Secondo gli investigatori, la scoperta fornisce informazioni su come e dove risiedono gli eventi traumatizzanti nelle nostre menti e possono eventualmente spiegare perché potrebbero essere necessari anni per imparare le date nella classe di storia, ma solo pochi secondi per sviluppare il disturbo da stress post-traumatico (PTSD) da un shock o un evento improvviso.


Essi dicono anche che questi risultati possono aiutare a spiegare come gli impulsi elettrici, come quelli prodotti da impianti cocleari per i non udenti, possono essere utilizzati meglio per migliorare l'udito, e come i ricordi traumatizzanti possono essere rimodellati o smorzati per ridurre i sintomi di PTSD.


[...] Froemke dice che in seguito intende indagare come le informazioni sono codificate all'interno del locus ceruleus e identificare quali cellule sono attivate dagli impianti cocleari e in modelli animali di PTSD. Egli ha anche in programma esperimenti per identificare i modelli che si formano nel locus cerelus durante altre manifestazioni comportamentali che coinvolgono l'udito, come le madri che rispondono alle grida e alle chiamate dei loro figli.

 

*******
Il supporto finanziario per lo studio è stato fornito dal National Institute on Deafness and Other Communication Disorders, dal Hirschl / Weill-Caulier Career Research Award, dalla Sloan Research Fellowship, e dalla Fondazione portoghese per la Scienza e la Tecnologia.

 

 

 


Fonte: New York University via Newswise (> English text) - Traduzione di Franco Pellizzari.

Riferimenti: Ana Raquel O Martins & Robert C Froemke. Coordinated forms of noradrenergic plasticity in the locus coeruleus and primary auditory cortex. Nature Neuroscience, 2015 DOI: 10.1038/nn.4090

Copyright: Tutti i diritti di eventuali testi o marchi citati nell'articolo sono riservati ai rispettivi proprietari.

Liberatoria: Questo articolo non propone terapie o diete; per qualsiasi modifica della propria cura o regime alimentare si consiglia di rivolgersi a un medico o dietologo. Il contenuto non dipende da, nè impegna l'Associazione Alzheimer onlus di Riese Pio X. I siti terzi raggiungibili da eventuali links contenuti nell'articolo e/o dagli annunci pubblicitari sono completamente estranei all'Associazione, il loro accesso e uso è a discrezione dell'utente.
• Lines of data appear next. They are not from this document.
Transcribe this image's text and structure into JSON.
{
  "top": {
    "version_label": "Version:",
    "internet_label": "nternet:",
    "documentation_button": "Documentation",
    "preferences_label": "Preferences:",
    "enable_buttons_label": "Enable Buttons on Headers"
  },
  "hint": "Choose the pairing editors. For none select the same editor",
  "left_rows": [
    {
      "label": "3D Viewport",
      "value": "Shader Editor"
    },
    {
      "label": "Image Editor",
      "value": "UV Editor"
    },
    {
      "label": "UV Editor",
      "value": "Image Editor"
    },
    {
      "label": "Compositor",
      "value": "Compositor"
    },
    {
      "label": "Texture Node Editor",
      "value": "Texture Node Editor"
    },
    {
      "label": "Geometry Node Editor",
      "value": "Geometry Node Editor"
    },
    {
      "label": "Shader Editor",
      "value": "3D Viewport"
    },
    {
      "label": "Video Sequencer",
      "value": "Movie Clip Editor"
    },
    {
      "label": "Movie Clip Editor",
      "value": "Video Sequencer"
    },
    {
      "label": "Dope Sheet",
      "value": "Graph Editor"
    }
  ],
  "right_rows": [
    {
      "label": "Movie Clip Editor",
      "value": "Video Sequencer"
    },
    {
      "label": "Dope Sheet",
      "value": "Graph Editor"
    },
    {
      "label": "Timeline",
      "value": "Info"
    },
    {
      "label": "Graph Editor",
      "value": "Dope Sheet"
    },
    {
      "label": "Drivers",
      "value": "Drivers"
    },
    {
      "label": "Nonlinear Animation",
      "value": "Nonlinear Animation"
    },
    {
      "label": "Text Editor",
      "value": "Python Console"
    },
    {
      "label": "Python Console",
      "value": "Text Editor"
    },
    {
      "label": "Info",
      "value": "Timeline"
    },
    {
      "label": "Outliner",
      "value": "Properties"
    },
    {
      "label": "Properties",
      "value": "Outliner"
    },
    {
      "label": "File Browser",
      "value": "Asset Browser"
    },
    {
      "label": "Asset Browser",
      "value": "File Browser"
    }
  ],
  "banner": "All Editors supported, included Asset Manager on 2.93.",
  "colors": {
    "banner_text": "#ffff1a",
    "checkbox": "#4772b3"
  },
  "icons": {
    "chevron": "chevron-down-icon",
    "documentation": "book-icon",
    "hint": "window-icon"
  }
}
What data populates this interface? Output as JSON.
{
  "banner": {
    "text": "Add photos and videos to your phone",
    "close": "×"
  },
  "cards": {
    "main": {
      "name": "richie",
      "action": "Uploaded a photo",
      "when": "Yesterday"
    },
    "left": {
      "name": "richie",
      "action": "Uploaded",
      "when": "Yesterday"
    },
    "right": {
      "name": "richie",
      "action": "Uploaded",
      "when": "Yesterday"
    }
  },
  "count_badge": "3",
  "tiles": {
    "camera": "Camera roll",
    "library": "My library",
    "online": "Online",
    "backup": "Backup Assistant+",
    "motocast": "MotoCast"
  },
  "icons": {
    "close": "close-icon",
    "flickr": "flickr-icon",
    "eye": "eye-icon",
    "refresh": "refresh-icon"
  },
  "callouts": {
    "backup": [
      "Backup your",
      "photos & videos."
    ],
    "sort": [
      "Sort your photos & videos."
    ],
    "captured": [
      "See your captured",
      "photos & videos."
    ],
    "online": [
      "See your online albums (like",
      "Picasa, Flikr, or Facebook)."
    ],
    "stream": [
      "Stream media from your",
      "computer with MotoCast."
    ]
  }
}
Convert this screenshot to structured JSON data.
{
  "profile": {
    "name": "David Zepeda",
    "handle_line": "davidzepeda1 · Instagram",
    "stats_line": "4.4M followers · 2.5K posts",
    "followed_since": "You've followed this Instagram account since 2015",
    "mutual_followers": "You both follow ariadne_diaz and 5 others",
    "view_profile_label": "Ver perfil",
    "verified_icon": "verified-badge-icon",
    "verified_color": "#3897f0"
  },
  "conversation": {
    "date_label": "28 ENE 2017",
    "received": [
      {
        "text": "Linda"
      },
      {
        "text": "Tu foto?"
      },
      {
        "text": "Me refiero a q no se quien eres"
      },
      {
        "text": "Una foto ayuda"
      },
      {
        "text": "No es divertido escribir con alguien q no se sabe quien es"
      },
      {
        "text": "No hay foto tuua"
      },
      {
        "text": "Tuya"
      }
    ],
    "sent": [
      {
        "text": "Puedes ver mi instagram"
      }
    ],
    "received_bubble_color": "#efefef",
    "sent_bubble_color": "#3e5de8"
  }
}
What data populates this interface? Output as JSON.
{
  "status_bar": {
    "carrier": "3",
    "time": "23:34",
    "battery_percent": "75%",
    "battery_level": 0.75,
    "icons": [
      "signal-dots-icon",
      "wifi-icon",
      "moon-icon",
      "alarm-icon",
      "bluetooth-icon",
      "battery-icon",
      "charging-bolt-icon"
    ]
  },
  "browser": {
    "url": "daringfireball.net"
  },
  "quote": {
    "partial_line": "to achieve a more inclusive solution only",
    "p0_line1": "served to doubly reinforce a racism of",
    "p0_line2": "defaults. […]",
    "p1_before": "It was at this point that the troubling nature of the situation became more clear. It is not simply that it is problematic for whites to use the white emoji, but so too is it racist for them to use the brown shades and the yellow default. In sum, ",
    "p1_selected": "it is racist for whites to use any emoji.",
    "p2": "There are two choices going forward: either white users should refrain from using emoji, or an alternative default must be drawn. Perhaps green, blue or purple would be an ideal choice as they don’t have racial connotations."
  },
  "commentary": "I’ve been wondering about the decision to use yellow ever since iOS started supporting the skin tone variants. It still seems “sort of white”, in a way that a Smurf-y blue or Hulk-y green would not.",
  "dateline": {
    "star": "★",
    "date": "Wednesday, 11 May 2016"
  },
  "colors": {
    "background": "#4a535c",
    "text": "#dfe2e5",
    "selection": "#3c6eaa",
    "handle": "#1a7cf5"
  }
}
Liberatoria completa qui.

Nota: L'articolo potrebbe riferire risultati di ricerche mediche, psicologiche, scientifiche o sportive che riflettono lo stato delle conoscenze raggiunte fino alla data della loro pubblicazione.


 

Notizie da non perdere

Gas xeno potrebbe proteggere dall'Alzheimer, almeno nei topi; previsti te…

30.01.2025 | Ricerche

Molti dei trattamenti perseguiti oggi per proteggere dal morbo di Alzheimer (MA) sono co...

Ricercatori delineano un nuovo approccio per trattare le malattie degenerative

8.05.2024 | Ricerche

Le proteine sono i cavalli da soma della vita. Gli organismi li usano come elementi costitutivi, ...

Curare l'Alzheimer: singolo proiettile magico o sparo di doppietta?

20.03.2025 | Esperienze & Opinioni

Perché i ricercatori stanno ancora annaspando nella ricerca di una cura per quella che è...

Falsi miti: perché le persone sono così pessimiste sulla vecchiaia?

4.06.2020 | Esperienze & Opinioni

Non smettiamo di giocare perché invecchiamo, ma invecchiamo perché smettiamo di giocare ...

Effetti della carenza di colina sulla salute neurologica e dell'intero si…

23.01.2023 | Ricerche

Assorbire colina a sufficienza dall'alimentazione è cruciale per proteggere il corpo e il cervello d...

4 Benefici segreti di un minuto di esercizio al giorno

29.12.2020 | Esperienze & Opinioni

Conosci tutti gli effetti positivi dell'esercizio fisico sul tuo corpo e sulla tua mente...

Rete mitocondri-metabolismo-calcio: un fattore centrale nella patologia dell&#…

22.01.2026 | Ricerche

Una revisione pubblicata su Genes & Diseases da ricercatori dell'Institute for Brain...

Laser a infrarossi distrugge le placche di amiloide nell'Alzheimer

7.08.2020 | Ricerche

L'aggregazione di proteine ​​in strutture chiamate 'placche amiloidi' è una caratteristi...

La scoperta del punto di svolta nell'Alzheimer può migliorare i test di n…

20.05.2022 | Ricerche

 Intervista al neurologo William Seeley della Università della California di San Francisco

...

Sempre più giovani con Alzheimer e demenza: colpa delle tossine ambientali, me…

6.05.2020 | Denuncia & advocacy

È abbastanza straziante quando le persone anziane sviluppano condizioni di perdita di me...

Ecco perché alcune persone con marcatori cerebrali di Alzheimer non hanno deme…

17.08.2018 | Ricerche

Un nuovo studio condotto all'Università del Texas di Galveston ha scoperto perché alcune...

Invertita per la prima volta la perdita di memoria associata all'Alzheime…

1.10.2014 | Ricerche

La paziente uno aveva avuto due anni di perdita progressiva di memoria...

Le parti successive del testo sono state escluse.